In other news, Eliza has/had an umbilical hernia. I say has/had because one day the bulge was there, and doctor appointments later, it was gone. This many kids, you'd think I'd have a nursing degree by now but here's no real explanation so I put the surgery on hold to see if little developing bodies self heal while still growing.
I watch and wait. But while waiting this week in the doctor's office next to the fish tank, she informed me that she'd named the orange fish Hernia .. because she thought it was a pretty name.
Found this in a box in the basement:
Bless her heart. She looks like me. What my father would laughingly call, "Damning evidence."
AND .. I made all of the kids join our ward choir with me. At first they were less than thrilled because none of us can sing. I tried to explain to them that with a newly split ward, it wasn't about the singing at all.
Analogizing as usual, I related how I duct taped fabric over rods to create my first curtains. The ward choir doesn't really care if we can sing. They just want to look full of people. And we are their duct tape.
The Christmas music is lovely and the kids are beginning to agree.
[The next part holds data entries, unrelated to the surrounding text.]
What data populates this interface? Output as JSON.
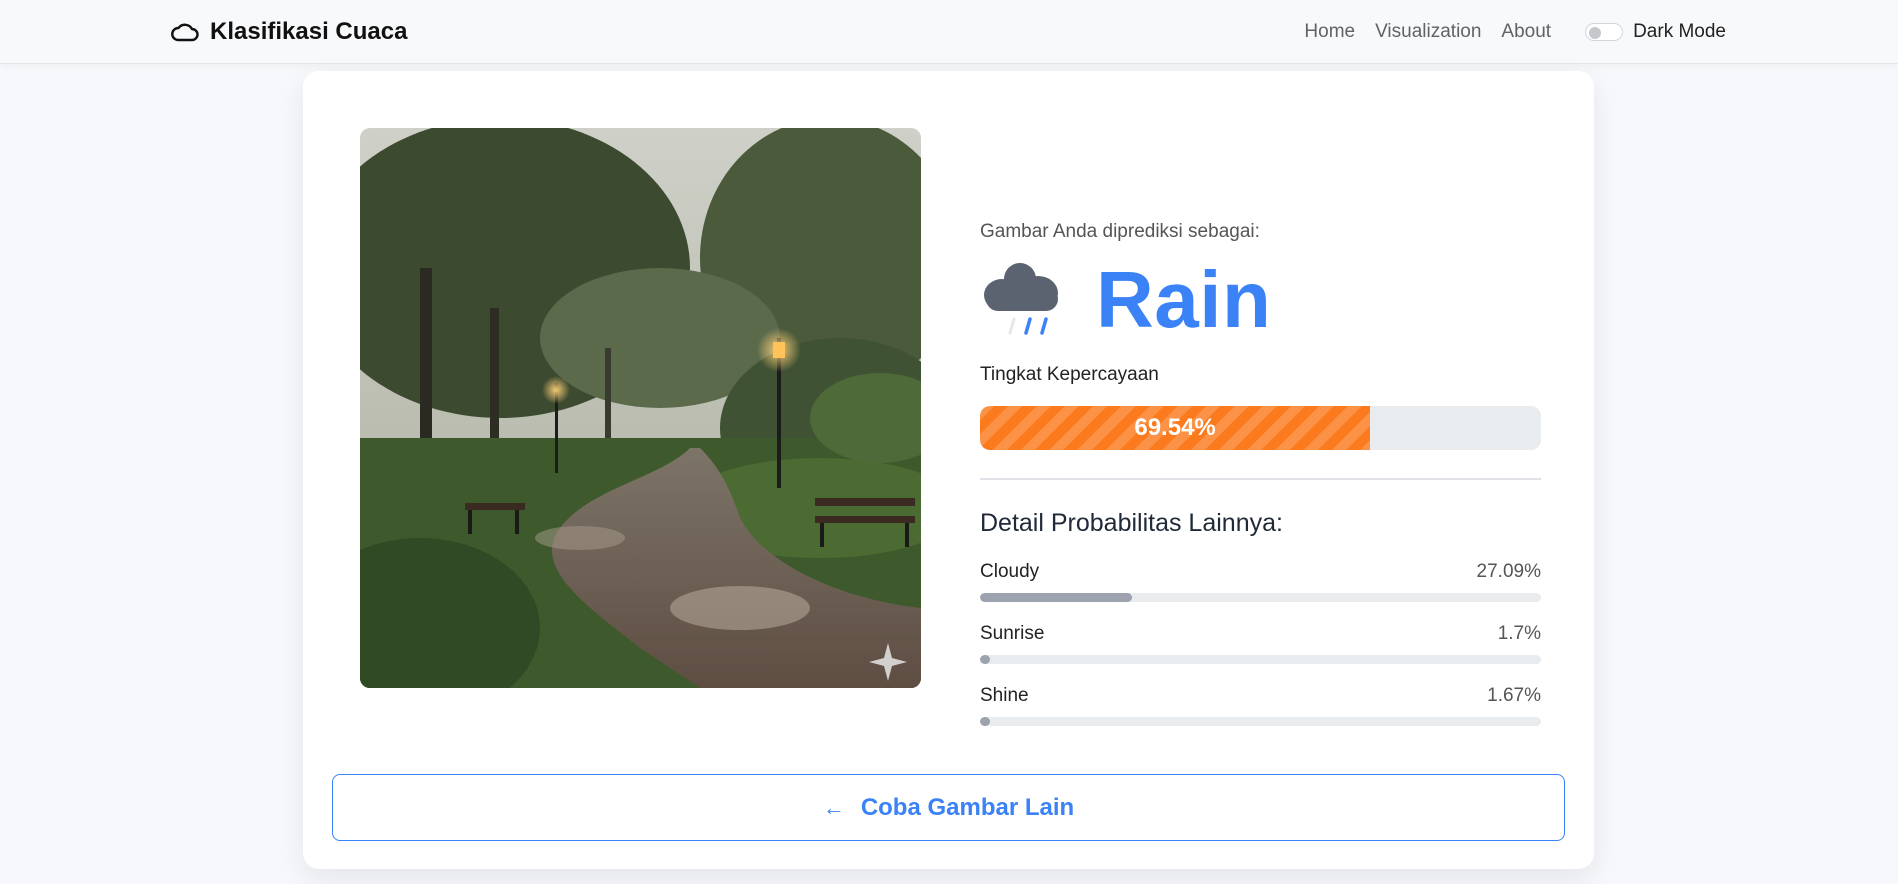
{
  "nav": {
    "brand": "Klasifikasi Cuaca",
    "brand_icon": "cloud-icon",
    "links": [
      "Home",
      "Visualization",
      "About"
    ],
    "dark_mode_label": "Dark Mode",
    "dark_mode_on": false
  },
  "result": {
    "predicted_label": "Gambar Anda diprediksi sebagai:",
    "predicted_class": "Rain",
    "predicted_icon": "rain-cloud-icon",
    "confidence_label": "Tingkat Kepercayaan",
    "confidence_text": "69.54%",
    "confidence_value": 69.54,
    "confidence_color": "#fb7a1e",
    "detail_title": "Detail Probabilitas Lainnya:",
    "others": [
      {
        "name": "Cloudy",
        "value_text": "27.09%",
        "value": 27.09
      },
      {
        "name": "Sunrise",
        "value_text": "1.7%",
        "value": 1.7
      },
      {
        "name": "Shine",
        "value_text": "1.67%",
        "value": 1.67
      }
    ]
  },
  "image": {
    "subject": "rainy park path with benches and lamp posts",
    "icon": "sparkle-icon"
  },
  "retry": {
    "arrow": "←",
    "label": "Coba Gambar Lain"
  },
  "colors": {
    "accent": "#3b82f6",
    "bar_fill": "#9ca3af"
  }
}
So much so, that I get a little carried away in the loveliness of it all ... and I start feeling the crescendo ... and I start singing loudly ... and the next thing I know all the alto's are following my off key belt ... and the whole thing goes in a hand basket.
But I can't help it. Because it's lovely.
AND .. I cut off my hair to donate ... and because I was tired of washing it.
That's my guilty pleasure. Sorry, texting teen.